08.3.2021

Marijuana grows on captured carbon

Canada’s legalization of marijuana in 2018 was the start of CO2 Gro’s second act, reports the Toronto Globe and Mail in profiles of five Canadian companies involved in carbon capture.

Canada’s legalization of marijuana in 2018 was the start of CO2 Gro’s second act, reports the Toronto Globe and Mail in profiles of five Canadian companies involved in carbon capture.

Pumping CO2 into greenhouses has long been known to increase plant growth by as much as 30 per cent, but the process is inefficient and during hot months the gas gets vented into the atmosphere, the report said.

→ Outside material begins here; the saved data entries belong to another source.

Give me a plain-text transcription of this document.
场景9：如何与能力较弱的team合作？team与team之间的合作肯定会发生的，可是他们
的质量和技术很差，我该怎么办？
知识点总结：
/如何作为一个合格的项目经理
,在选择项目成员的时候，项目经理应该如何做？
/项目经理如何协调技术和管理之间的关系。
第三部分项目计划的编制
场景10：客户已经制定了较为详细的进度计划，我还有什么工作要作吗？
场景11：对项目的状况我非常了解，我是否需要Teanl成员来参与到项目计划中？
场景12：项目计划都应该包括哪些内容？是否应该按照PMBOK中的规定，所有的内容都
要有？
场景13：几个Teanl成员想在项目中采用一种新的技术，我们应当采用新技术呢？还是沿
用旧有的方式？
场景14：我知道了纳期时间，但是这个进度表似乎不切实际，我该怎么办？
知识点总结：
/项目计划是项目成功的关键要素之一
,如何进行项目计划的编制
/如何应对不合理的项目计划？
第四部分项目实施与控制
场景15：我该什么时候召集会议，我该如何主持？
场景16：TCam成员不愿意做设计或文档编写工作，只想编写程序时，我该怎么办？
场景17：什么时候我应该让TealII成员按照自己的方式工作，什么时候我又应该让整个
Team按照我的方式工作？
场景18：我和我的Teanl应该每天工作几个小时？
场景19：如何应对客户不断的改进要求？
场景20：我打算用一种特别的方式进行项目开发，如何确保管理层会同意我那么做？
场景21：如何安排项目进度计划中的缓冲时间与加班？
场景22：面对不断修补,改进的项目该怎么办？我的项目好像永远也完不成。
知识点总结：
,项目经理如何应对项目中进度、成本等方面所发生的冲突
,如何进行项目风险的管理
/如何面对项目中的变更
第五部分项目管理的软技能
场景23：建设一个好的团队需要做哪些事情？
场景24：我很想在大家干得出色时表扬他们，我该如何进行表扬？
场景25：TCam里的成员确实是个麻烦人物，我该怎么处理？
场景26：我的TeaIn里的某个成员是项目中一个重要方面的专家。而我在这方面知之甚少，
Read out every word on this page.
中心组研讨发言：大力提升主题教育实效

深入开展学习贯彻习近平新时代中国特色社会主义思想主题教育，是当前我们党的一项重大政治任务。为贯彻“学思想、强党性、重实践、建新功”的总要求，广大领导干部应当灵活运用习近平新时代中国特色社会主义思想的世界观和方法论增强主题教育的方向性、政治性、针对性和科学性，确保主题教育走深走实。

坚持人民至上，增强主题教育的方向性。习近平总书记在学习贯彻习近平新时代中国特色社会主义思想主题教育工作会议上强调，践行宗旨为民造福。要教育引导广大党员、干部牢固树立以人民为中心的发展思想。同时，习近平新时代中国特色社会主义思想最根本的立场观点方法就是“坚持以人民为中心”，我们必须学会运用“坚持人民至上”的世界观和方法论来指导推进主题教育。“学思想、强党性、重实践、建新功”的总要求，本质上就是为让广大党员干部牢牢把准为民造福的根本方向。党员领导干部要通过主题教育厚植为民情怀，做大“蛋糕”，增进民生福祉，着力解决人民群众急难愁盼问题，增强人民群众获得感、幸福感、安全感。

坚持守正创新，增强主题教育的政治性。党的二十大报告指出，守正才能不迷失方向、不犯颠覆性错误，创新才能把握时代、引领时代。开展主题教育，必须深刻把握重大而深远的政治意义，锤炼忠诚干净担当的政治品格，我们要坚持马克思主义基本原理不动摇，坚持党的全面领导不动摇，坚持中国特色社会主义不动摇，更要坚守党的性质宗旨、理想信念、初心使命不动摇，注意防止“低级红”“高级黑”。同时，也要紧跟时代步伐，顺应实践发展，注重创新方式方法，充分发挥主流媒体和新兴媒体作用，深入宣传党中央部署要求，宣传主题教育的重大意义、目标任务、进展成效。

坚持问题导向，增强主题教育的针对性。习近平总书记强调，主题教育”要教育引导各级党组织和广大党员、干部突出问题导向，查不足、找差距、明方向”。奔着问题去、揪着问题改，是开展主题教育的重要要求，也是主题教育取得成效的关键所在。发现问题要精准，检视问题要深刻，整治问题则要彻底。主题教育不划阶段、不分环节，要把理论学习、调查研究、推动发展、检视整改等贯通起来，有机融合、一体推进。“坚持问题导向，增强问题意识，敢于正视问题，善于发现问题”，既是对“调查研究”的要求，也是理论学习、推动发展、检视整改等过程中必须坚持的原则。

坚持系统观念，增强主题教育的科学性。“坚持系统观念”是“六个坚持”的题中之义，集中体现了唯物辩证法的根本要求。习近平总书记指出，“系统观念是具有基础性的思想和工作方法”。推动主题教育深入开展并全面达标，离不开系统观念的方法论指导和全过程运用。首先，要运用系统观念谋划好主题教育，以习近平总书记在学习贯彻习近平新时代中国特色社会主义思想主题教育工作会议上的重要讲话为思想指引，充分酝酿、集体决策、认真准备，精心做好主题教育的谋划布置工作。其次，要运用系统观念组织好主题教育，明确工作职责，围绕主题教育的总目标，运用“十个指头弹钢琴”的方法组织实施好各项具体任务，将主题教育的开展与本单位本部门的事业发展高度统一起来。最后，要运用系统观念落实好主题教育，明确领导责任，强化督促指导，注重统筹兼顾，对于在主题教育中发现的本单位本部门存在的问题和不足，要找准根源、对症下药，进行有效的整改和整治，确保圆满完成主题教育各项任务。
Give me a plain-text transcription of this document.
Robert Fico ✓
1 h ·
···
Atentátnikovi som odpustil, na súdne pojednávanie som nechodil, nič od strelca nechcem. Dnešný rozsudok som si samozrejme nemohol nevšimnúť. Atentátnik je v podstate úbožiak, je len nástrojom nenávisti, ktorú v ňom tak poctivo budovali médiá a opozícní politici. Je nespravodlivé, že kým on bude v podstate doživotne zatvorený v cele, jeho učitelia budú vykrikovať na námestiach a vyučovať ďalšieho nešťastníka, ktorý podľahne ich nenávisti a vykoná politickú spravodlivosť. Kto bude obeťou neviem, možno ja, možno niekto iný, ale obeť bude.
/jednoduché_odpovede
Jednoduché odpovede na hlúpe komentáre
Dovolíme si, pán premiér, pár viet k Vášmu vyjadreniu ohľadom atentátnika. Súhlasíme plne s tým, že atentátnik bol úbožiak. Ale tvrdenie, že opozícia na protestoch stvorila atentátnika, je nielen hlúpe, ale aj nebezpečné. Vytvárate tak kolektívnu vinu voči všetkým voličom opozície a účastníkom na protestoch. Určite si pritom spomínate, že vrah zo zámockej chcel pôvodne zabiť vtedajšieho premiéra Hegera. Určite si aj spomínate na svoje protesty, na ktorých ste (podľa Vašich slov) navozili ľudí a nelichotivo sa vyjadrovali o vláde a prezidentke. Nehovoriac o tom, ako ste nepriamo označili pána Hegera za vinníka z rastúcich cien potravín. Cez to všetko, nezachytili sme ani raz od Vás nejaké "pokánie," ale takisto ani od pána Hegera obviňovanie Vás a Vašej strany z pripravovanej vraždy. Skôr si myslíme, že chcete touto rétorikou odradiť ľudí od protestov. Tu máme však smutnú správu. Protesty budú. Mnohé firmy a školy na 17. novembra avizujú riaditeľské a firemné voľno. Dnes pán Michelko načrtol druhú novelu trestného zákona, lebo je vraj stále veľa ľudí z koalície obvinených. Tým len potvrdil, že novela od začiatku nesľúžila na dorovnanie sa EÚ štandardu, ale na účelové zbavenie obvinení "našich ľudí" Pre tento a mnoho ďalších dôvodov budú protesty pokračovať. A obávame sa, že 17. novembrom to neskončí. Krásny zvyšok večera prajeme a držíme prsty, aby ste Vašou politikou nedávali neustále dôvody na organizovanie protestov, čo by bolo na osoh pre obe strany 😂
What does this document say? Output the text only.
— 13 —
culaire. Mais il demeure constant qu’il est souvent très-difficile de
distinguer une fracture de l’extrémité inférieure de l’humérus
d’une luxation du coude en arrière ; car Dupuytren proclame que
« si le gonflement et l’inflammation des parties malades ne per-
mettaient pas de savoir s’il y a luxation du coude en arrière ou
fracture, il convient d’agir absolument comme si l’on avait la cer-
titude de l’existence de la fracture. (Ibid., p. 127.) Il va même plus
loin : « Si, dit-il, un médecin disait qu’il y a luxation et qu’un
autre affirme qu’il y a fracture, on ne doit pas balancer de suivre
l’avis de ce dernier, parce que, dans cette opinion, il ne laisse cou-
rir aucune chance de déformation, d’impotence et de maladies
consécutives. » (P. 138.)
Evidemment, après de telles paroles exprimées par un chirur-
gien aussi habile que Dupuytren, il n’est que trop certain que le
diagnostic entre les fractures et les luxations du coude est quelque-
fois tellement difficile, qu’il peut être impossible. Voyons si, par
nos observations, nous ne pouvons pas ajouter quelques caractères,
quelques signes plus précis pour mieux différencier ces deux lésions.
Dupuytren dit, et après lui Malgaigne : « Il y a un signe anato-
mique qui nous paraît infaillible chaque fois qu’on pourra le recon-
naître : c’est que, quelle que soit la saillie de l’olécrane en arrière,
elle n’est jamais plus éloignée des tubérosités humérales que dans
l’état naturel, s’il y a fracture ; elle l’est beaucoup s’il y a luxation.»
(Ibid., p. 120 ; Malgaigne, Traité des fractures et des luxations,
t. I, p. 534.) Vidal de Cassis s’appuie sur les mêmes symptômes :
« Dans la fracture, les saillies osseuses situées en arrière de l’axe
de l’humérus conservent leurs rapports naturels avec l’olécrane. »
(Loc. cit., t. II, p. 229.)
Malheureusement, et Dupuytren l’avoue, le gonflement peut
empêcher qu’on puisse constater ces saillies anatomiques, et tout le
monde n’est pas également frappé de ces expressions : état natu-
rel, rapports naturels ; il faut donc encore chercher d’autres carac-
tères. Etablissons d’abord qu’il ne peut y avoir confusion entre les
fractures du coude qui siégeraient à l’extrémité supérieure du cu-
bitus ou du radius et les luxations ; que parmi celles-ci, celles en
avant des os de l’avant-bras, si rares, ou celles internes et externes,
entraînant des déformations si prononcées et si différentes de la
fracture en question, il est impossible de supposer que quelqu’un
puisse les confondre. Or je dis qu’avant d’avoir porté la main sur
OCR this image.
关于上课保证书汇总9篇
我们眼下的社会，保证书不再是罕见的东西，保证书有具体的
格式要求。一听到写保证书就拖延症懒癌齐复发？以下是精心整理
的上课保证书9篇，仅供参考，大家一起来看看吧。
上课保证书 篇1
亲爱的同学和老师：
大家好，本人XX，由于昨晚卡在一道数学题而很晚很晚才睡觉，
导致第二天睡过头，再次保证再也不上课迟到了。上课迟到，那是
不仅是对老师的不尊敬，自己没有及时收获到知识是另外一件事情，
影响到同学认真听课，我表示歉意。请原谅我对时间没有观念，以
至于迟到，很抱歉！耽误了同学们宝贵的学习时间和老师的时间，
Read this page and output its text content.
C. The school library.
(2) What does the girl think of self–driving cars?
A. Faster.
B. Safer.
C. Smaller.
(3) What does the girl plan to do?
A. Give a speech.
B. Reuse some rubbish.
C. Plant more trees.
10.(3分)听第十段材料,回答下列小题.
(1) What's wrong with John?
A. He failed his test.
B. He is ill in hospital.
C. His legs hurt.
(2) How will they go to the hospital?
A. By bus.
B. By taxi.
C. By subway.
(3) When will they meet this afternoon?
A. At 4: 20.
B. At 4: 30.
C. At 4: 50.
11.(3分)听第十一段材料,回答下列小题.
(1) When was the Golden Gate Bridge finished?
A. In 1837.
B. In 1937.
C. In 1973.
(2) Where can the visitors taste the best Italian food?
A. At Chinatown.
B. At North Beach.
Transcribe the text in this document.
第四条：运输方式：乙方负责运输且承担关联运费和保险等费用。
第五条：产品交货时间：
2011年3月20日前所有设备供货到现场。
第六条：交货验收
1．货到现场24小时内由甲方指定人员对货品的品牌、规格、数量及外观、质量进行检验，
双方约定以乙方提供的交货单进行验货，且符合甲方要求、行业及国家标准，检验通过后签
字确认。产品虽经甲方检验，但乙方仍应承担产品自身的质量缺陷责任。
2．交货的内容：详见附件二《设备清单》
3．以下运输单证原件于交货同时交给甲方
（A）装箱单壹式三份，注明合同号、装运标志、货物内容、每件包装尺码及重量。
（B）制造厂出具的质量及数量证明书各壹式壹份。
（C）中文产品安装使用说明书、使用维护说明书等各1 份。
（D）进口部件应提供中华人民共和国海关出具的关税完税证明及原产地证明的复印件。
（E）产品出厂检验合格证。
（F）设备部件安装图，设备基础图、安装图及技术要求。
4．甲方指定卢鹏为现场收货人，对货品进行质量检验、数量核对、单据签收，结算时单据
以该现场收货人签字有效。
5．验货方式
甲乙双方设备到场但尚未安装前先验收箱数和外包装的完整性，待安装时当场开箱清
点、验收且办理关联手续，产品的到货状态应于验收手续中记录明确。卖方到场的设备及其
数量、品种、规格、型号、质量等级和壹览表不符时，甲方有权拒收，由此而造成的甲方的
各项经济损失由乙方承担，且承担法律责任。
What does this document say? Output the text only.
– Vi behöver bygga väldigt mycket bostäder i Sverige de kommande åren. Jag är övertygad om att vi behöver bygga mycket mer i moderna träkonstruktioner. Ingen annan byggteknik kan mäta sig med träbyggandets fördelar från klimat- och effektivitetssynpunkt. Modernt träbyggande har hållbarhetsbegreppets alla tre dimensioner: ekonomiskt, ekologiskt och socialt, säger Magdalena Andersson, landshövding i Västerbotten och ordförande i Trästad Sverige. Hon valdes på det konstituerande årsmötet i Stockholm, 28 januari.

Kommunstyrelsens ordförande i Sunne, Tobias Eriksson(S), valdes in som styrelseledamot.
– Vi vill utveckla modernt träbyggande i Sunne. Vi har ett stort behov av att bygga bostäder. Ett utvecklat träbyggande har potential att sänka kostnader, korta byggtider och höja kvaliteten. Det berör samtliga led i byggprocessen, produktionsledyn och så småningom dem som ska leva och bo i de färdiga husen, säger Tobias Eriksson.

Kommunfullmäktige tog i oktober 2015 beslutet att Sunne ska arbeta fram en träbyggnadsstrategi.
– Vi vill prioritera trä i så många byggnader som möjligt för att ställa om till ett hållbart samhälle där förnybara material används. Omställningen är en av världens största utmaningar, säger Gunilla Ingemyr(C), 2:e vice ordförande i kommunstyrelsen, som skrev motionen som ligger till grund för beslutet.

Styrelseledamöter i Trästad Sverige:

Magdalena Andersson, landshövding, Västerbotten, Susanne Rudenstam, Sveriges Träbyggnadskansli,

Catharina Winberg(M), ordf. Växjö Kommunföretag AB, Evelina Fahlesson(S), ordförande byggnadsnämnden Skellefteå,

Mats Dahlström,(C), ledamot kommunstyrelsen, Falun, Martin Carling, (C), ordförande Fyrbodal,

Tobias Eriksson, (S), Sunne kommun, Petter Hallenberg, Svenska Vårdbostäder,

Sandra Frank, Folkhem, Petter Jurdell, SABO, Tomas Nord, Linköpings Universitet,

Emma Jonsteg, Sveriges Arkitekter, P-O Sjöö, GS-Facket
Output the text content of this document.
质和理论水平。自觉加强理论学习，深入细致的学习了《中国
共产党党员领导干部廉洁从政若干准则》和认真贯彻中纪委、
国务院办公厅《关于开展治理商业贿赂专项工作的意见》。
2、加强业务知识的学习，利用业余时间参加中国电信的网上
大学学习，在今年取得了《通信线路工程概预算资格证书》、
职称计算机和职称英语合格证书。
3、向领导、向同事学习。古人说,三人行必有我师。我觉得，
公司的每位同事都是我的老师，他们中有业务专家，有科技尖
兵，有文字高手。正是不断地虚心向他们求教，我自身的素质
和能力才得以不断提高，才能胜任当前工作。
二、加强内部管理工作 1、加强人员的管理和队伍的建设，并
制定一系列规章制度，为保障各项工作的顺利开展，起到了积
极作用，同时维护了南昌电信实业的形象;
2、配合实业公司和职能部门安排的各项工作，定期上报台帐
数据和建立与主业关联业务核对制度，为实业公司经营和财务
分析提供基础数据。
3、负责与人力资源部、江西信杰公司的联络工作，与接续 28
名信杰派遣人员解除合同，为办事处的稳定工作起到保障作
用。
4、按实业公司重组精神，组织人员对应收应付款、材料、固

The Toronto-based company’s technology involves infusing water with CO2 and misting it onto plants in short bursts, improving the efficiency of the process.

The marijuana industry quickly became a top market, and now CO2 Gro has sold its misting systems to eight licensed cannabis operations. It is also concentrating on other crops grown in protected structures, including peppers and berries which have large leaves for the spray.

“The use of carbon in most cases has not been a very precise thing. People burn fuels to make carbon, they do all sorts of things to get the CO2 for the carbon, and in most cases it’s lost,” said John Archibald, CO2 Gro’s CEO.

To pump the gas into a 100,000-square-foot greenhouse, an operator may have to inject up to a million cubic feet of CO2 but in many cases as much as 90 per cent of that escapes back into the atmosphere.

“What we do is put the CO2 into the water at a specific solution rate, and put it onto the leaves in a mist so the leaves basically uptake nearly all of the carbon that we give them. So we use about five per cent of the carbon that somebody would if they were gassing,” he said.

The mist has also been effective in reducing E. coli, mould and powdery mildew because it’s slightly acidic.